The production is now finally addressed by its main players in the form of a mega-selling book: Original Sin: President Biden’s Decline, Its Cover-up, and His Disastrous Choice to Run Again, authored by Axios reporter Alex Thompson and CNN anchor-scold Jake Tapper. The work is being marketed as a scandalous tell-all about how a close-knit West Wing troupe played at the appearance of a functional presidency. But because our politics is all meta-gotcha-ism and catchpenny public relations, the tract serves a dual purpose: that of a let-off-the-hook apologia issued by the very people who perpetuated a half-decade hoax.
You see, to take Tapper’s and Thompson’s contention at its face, you have to evenly swallow the preposterous notion that the Washington press corps was undisturbed by Biden’s long list of dementia-doings, including incoherent mumbling, calling on dead colleagues, wandering aimlessly at public events, frequent onset catatonia, failing to recognize George Clooney’s dashing mug, being arm-leashed by the Easter Bunny, and divulging his cancer diagnosis due to oil slicks on windshields.
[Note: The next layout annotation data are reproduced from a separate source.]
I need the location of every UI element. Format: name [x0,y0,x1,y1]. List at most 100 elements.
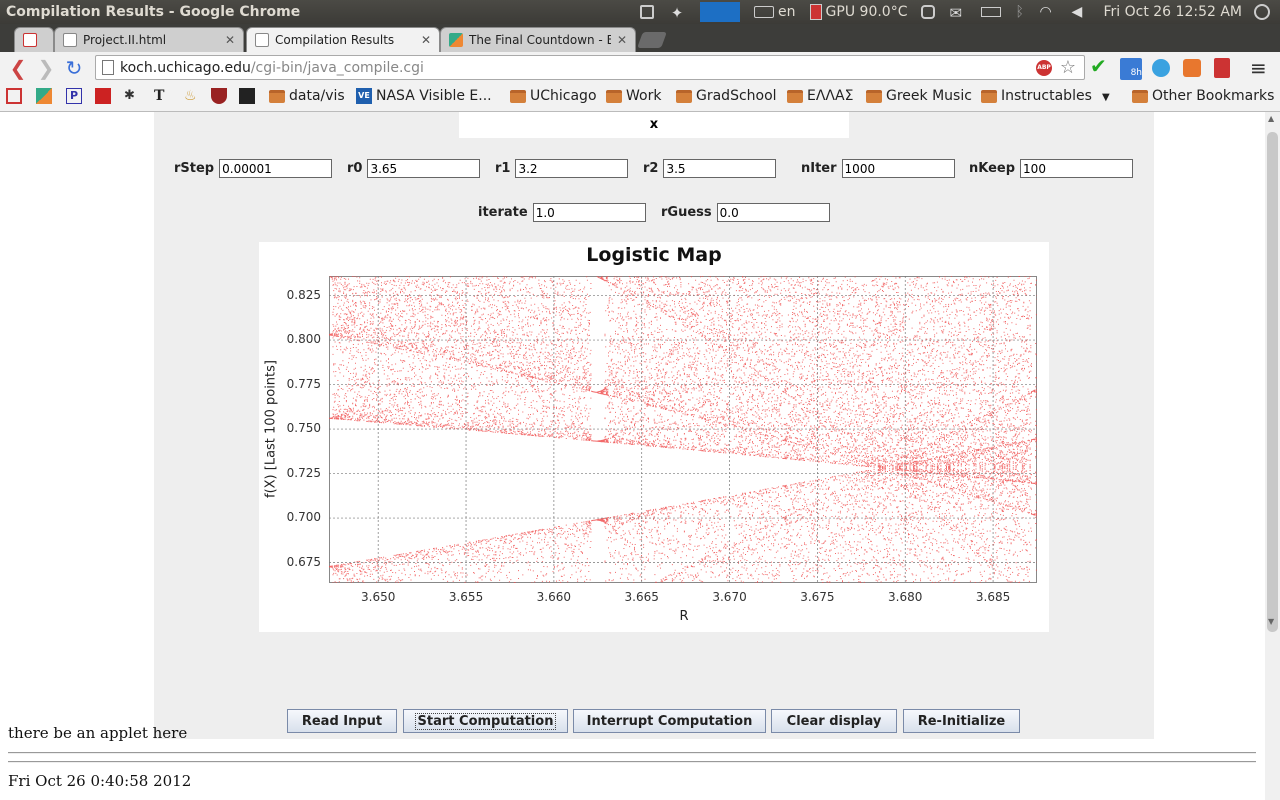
nkeep-label: nKeep [969,161,1016,176]
scroll-down-icon[interactable]: ▼ [1268,617,1275,626]
page-scrollbar[interactable]: ▲ ▼ [1265,112,1280,800]
skype-extension-icon[interactable] [1152,59,1170,77]
adblock-icon[interactable]: ABP [1036,60,1052,76]
bookmark-folder-greek-music[interactable]: Greek Music [866,88,972,104]
mail-icon[interactable]: ✉ [949,4,963,22]
close-icon[interactable]: ✕ [616,33,627,47]
x-tick-label: 3.670 [712,590,747,604]
volume-icon[interactable]: ◀ [1071,4,1083,20]
wifi-icon[interactable]: ◠ [1039,4,1052,20]
battery-icon[interactable] [981,7,1002,17]
interrupt-computation-button[interactable]: Interrupt Computation [573,709,766,733]
calendar-extension-icon[interactable]: 8h [1120,58,1142,80]
close-icon[interactable]: ✕ [420,33,431,47]
checkmark-extension-icon[interactable]: ✔ [1090,54,1107,78]
page-info-icon[interactable] [102,60,114,75]
power-icon[interactable] [1254,4,1270,20]
orange-extension-icon[interactable] [1183,59,1201,77]
photo-icon [239,88,255,104]
bookmark-star-icon[interactable]: ☆ [1059,57,1076,78]
menu-icon[interactable]: ≡ [1250,56,1267,80]
tab-label: Project.II.html [83,33,167,47]
clear-display-button[interactable]: Clear display [771,709,897,733]
close-icon[interactable]: ✕ [224,33,235,47]
bookmark-folder-datavis[interactable]: data/vis [269,88,345,104]
flame-icon: ♨ [184,88,197,104]
notes-icon[interactable] [640,5,655,19]
bookmarks-overflow-chevron-icon[interactable]: ▼ [1102,92,1110,103]
bookmark-shield[interactable] [211,88,231,104]
y-tick-label: 0.700 [286,510,321,525]
niter-input[interactable] [841,159,955,178]
tab-strip: Project.II.html ✕ Compilation Results ✕ … [0,24,1280,52]
book-extension-icon[interactable] [1214,58,1230,78]
horizontal-rule [8,752,1256,754]
gpu-indicator[interactable]: GPU 90.0°C [809,4,908,20]
tab-final-countdown[interactable]: The Final Countdown - Eur ✕ [440,27,636,52]
tab-label: The Final Countdown - Eur [469,33,611,47]
reinitialize-label: Re-Initialize [917,713,1006,729]
back-button[interactable]: ❮ [9,56,27,80]
bookmark-folder-gradschool[interactable]: GradSchool [676,88,777,104]
nkeep-input[interactable] [1020,159,1134,178]
r0-input[interactable] [367,159,481,178]
gpu-temperature-label: GPU 90.0°C [825,4,908,20]
bookmark-nyt[interactable]: T [154,88,174,104]
bookmark-label: Instructables [1001,88,1092,104]
bookmark-play[interactable] [36,88,56,104]
bookmark-gmail[interactable] [6,88,26,104]
keyboard-indicator[interactable]: en [754,4,796,20]
start-computation-button[interactable]: Start Computation [403,709,568,733]
iterate-input[interactable] [532,203,646,222]
app-indicator-icon[interactable] [700,2,741,22]
bookmark-nasa[interactable]: VE NASA Visible E... [356,88,492,104]
rguess-input[interactable] [716,203,830,222]
dropbox-icon[interactable]: ✦ [670,4,684,22]
tab-project-ii[interactable]: Project.II.html ✕ [54,27,244,52]
timestamp-text: Fri Oct 26 0:40:58 2012 [8,772,192,790]
read-input-button[interactable]: Read Input [287,709,397,733]
field-nkeep: nKeep [969,159,1134,178]
bookmark-p[interactable]: P [66,88,86,104]
tab-compilation-results[interactable]: Compilation Results ✕ [246,27,440,52]
keyboard-layout-label: en [778,4,796,20]
bookmark-photo[interactable] [239,88,259,104]
r1-input[interactable] [515,159,629,178]
x-tick-label: 3.650 [361,590,396,604]
bookmark-flame[interactable]: ♨ [184,88,204,104]
x-tick-label: 3.665 [624,590,659,604]
bookmark-folder-work[interactable]: Work [606,88,661,104]
settings-tray-icon[interactable] [921,5,936,19]
iterate-label: iterate [478,205,528,220]
shield-icon [211,88,227,104]
rstep-input[interactable] [219,159,333,178]
reinitialize-button[interactable]: Re-Initialize [903,709,1020,733]
bookmark-folder-ellas[interactable]: ΕΛΛΑΣ [787,88,853,104]
bluetooth-icon[interactable]: ᛒ [1015,4,1024,20]
forward-button[interactable]: ❯ [37,56,55,80]
y-tick-label: 0.750 [286,421,321,436]
folder-icon [676,89,692,103]
r2-input[interactable] [663,159,777,178]
bookmark-folder-other[interactable]: Other Bookmarks [1132,88,1274,104]
browser-toolbar: ❮ ❯ ↻ koch.uchicago.edu/cgi-bin/java_com… [0,52,1280,84]
chart-plot-area [329,276,1037,583]
page-content: x rStep r0 r1 r2 nIter nKeep iterate rGu… [0,112,1280,800]
tab-gmail[interactable] [14,27,54,52]
new-tab-button[interactable] [637,32,667,48]
p-icon: P [66,88,82,104]
document-icon [255,33,269,47]
read-input-label: Read Input [301,713,383,729]
bookmark-folder-uchicago[interactable]: UChicago [510,88,597,104]
interrupt-computation-label: Interrupt Computation [586,713,753,729]
address-bar[interactable]: koch.uchicago.edu/cgi-bin/java_compile.c… [95,55,1085,80]
bookmark-tool[interactable]: ✱ [124,88,144,104]
scroll-thumb[interactable] [1267,132,1278,632]
bookmark-folder-instructables[interactable]: Instructables [981,88,1092,104]
clock[interactable]: Fri Oct 26 12:52 AM [1103,4,1242,20]
scroll-up-icon[interactable]: ▲ [1268,114,1275,123]
reload-button[interactable]: ↻ [65,56,83,80]
bookmark-label: Greek Music [886,88,972,104]
bookmark-news[interactable] [95,88,115,104]
bookmark-label: GradSchool [696,88,777,104]
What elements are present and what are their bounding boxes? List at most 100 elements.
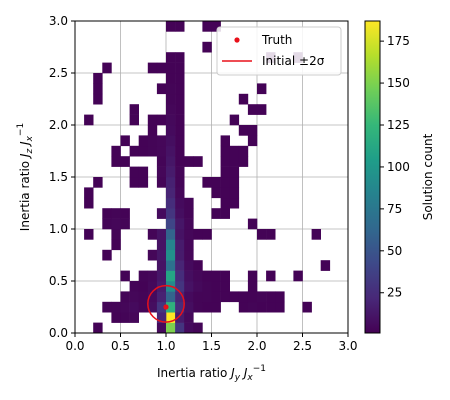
heatmap-bin bbox=[184, 260, 194, 271]
heatmap-bin bbox=[102, 301, 112, 313]
colorbar-tick-label: 125 bbox=[387, 118, 410, 132]
heatmap-bin bbox=[166, 301, 176, 313]
heatmap-bin bbox=[129, 301, 139, 313]
legend-box bbox=[216, 26, 342, 76]
heatmap-bin bbox=[184, 301, 194, 313]
heatmap-bin bbox=[138, 135, 149, 147]
heatmap-bin bbox=[138, 177, 149, 188]
heatmap-bin bbox=[166, 239, 176, 251]
heatmap-bin bbox=[175, 322, 185, 333]
heatmap-bin bbox=[220, 270, 230, 282]
x-tick-label: 1.5 bbox=[202, 339, 221, 353]
x-tick-label: 0.5 bbox=[111, 339, 130, 353]
heatmap-bin bbox=[138, 281, 149, 292]
y-tick-label: 2.5 bbox=[49, 66, 68, 80]
heatmap-bin bbox=[156, 83, 167, 95]
heatmap-bin bbox=[175, 21, 185, 32]
heatmap-bin bbox=[193, 301, 203, 313]
heatmap-bin bbox=[84, 229, 94, 240]
heatmap-bin bbox=[129, 281, 139, 292]
y-tick-label: 0.0 bbox=[49, 326, 68, 340]
colorbar-tick-label: 50 bbox=[387, 244, 402, 258]
colorbar-label: Solution count bbox=[421, 133, 435, 220]
colorbar-frame bbox=[364, 20, 381, 334]
heatmap-bin bbox=[147, 114, 158, 126]
heatmap-bin bbox=[184, 281, 194, 292]
heatmap-bin bbox=[220, 208, 230, 219]
y-axis-ticks: 0.0 0.5 1.0 1.5 2.0 2.5 3.0 bbox=[49, 14, 75, 340]
heatmap-bin bbox=[211, 187, 221, 199]
heatmap-bin bbox=[238, 301, 249, 313]
heatmap-bin bbox=[229, 145, 240, 157]
heatmap-bin bbox=[202, 301, 212, 313]
colorbar-tick-label: 25 bbox=[387, 286, 402, 300]
heatmap-bin bbox=[220, 187, 230, 199]
heatmap-bin bbox=[156, 312, 167, 323]
heatmap-bin bbox=[175, 104, 185, 115]
heatmap-bin bbox=[120, 270, 130, 282]
heatmap-bin bbox=[238, 93, 249, 105]
heatmap-bin bbox=[166, 187, 176, 199]
heatmap-bin bbox=[175, 52, 185, 63]
heatmap-bin bbox=[175, 197, 185, 209]
heatmap-bin bbox=[93, 73, 103, 84]
heatmap-bin bbox=[220, 281, 230, 292]
heatmap-bin bbox=[229, 114, 240, 126]
heatmap-bin bbox=[175, 187, 185, 199]
heatmap-bin bbox=[184, 218, 194, 230]
heatmap-bin bbox=[220, 197, 230, 209]
heatmap-bin bbox=[175, 114, 185, 126]
heatmap-bin bbox=[175, 93, 185, 105]
heatmap-bin bbox=[184, 312, 194, 323]
heatmap-bin bbox=[238, 145, 249, 157]
heatmap-bin bbox=[220, 291, 230, 303]
heatmap-bin bbox=[193, 322, 203, 333]
heatmap-bin bbox=[202, 281, 212, 292]
heatmap-bin bbox=[166, 62, 176, 74]
heatmap-bin bbox=[156, 177, 167, 188]
colorbar-tick-label: 75 bbox=[387, 202, 402, 216]
heatmap-bin bbox=[266, 270, 276, 282]
x-axis-ticks: 0.0 0.5 1.0 1.5 2.0 2.5 3.0 bbox=[65, 333, 358, 353]
heatmap-bin bbox=[111, 208, 121, 219]
heatmap-bin bbox=[211, 281, 221, 292]
heatmap-bin bbox=[211, 301, 221, 313]
heatmap-bin bbox=[166, 260, 176, 271]
heatmap-bin bbox=[275, 301, 285, 313]
heatmap-bin bbox=[120, 208, 130, 219]
heatmap-bin bbox=[156, 114, 167, 126]
heatmap-bin bbox=[156, 239, 167, 251]
y-tick-label: 2.0 bbox=[49, 118, 68, 132]
heatmap-bin bbox=[193, 260, 203, 271]
heatmap-bin bbox=[257, 104, 267, 115]
heatmap-bin bbox=[129, 145, 139, 157]
heatmap-bin bbox=[111, 145, 121, 157]
heatmap-bin bbox=[175, 301, 185, 313]
heatmap-bin bbox=[166, 125, 176, 136]
heatmap-bin bbox=[247, 281, 258, 292]
heatmap-bin bbox=[111, 239, 121, 251]
heatmap-bin bbox=[93, 322, 103, 333]
heatmap-bin bbox=[102, 218, 112, 230]
heatmap-bin bbox=[247, 135, 258, 147]
heatmap-bin bbox=[166, 83, 176, 95]
truth-point bbox=[163, 304, 169, 310]
legend-truth-marker bbox=[234, 37, 240, 43]
heatmap-bin bbox=[311, 229, 321, 240]
heatmap-bin bbox=[156, 229, 167, 240]
heatmap-bin bbox=[211, 208, 221, 219]
heatmap-bin bbox=[175, 177, 185, 188]
heatmap-bin bbox=[102, 249, 112, 261]
heatmap-bin bbox=[156, 249, 167, 261]
heatmap-bin bbox=[93, 93, 103, 105]
heatmap-bin bbox=[229, 197, 240, 209]
legend-truth-label: Truth bbox=[261, 33, 292, 47]
heatmap-bin bbox=[175, 281, 185, 292]
heatmap-bin bbox=[166, 135, 176, 147]
heatmap-bin bbox=[175, 249, 185, 261]
heatmap-bin bbox=[111, 218, 121, 230]
heatmap-bin bbox=[166, 156, 176, 167]
heatmap-bin bbox=[156, 322, 167, 333]
heatmap-bin bbox=[166, 229, 176, 240]
heatmap-bin bbox=[166, 52, 176, 63]
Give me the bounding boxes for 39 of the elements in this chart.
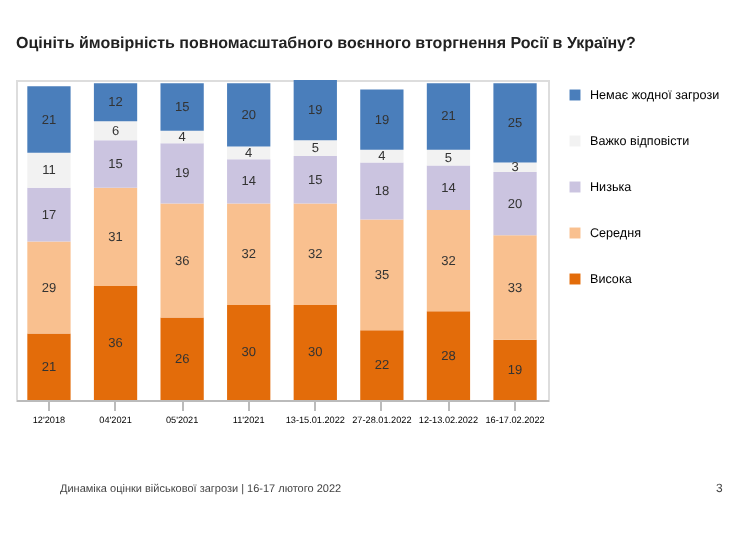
bar [493, 83, 537, 163]
bar [293, 203, 337, 305]
bar [93, 285, 138, 400]
bar [227, 83, 271, 147]
bar [93, 140, 138, 188]
bar [227, 159, 271, 204]
bar [293, 156, 337, 204]
bar [293, 140, 337, 157]
bar [360, 330, 404, 400]
bar [493, 235, 537, 340]
bar [426, 311, 471, 400]
bar [27, 187, 71, 242]
bar [293, 304, 337, 400]
bar [160, 317, 204, 400]
bar [426, 149, 471, 166]
bar [27, 333, 71, 400]
bar [93, 83, 138, 122]
bar [426, 165, 471, 210]
bar [227, 203, 271, 305]
bar [93, 187, 138, 286]
bar [360, 162, 404, 220]
bar [27, 86, 71, 153]
bar [360, 149, 404, 163]
bar [493, 339, 537, 400]
bar [27, 152, 71, 188]
bar [493, 171, 537, 236]
bar [426, 83, 471, 150]
chart-title: Оцініть ймовірність повномасштабного воєнного вторгнення Росії в Україну? [16, 34, 636, 52]
bar [227, 304, 271, 400]
bar [293, 80, 337, 141]
bar [360, 89, 404, 150]
bar [93, 121, 138, 141]
bar [426, 209, 471, 312]
bar [160, 203, 204, 318]
bar [493, 162, 537, 172]
bar [360, 219, 404, 331]
bar [27, 241, 71, 334]
bar [160, 143, 204, 204]
bar [160, 83, 204, 131]
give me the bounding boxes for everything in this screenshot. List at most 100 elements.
(The latter is a particularly grim admission, with news “breaking” that Biden indeed suffers from advanced prostate cancer—a diagnosis only the most credulous, Politico-reading, Le Dip-frequenting, condo-renting, Sunday-show watching Beltway creature has a hard time believing was just chanced upon.)
Of course, nobody beyond the I-495 loop is ingenuous enough to buy the line that our intrepid media minders, so perspicacious in unshoveling decades-old perjorative-laden Facebook posts from Republican grandpas, missed the eerily translucent President meeting every camera and spectator with the same vacant stare behind a sagging, celluloid masque. They knew. And lent their various mastheads and chyrons to the narrative of whippersnapper Joe burning the midnight oil long after his blue-plate special.
But say our nature vaulted the animal urge to ridicule. And let’s go further than the saints, and extend magnanimity to the same cable-news hosts so eager to browbeat skeptics who didn’t accept Joe Biden was any less sharp than Ben Shapiro’s voice playing at 1.5x speed. Must we, for the sake of remediating our pestiferous press, swear off any indictment, offering amnesty to those who deliberately cast wool over our eyes?
“If you punish people for admitting they were mistaken, they will not admit they were mistaken. These dunks are counterproductive,” tweeted Washington Postcolumnist Megan McArdle. What may sound like a kindhearted plea for kid-glove treatment is actually an appeal to what Christopher Lasch called “therapeutic morality.” To McArdle, the journalists who indulged in covering the President’s clear infirmity shouldn’t be regarded too harshly, otherwise they’ll dig further into the practice of treating progressive canon as a neutral perspective from which to gauge events.
To wit, I say, with all the learned articulation of an Oxford dean, screw ‘em. St. Aquinas defended the bitter feeling of being hacked off on the basis that anger serves as a motivator to exacting “reasonable retribution.” Far be it from me to argue with such a pious heavyweight!
We were lied to. Millions of voters were defrauded as to the President’s well-being. And while Joe Biden did the country a great service by showing that America requires no prepotent president, his handlers proved how easily those with power propagandize to keep their clutch on the wheel, all with the abetting of lickspittles cosplaying as Walter Cronkite.
The verbal beatings must continue until the media elite improves. Or newspapers are shuttered and reporters laid off en masse. Whichever comes first.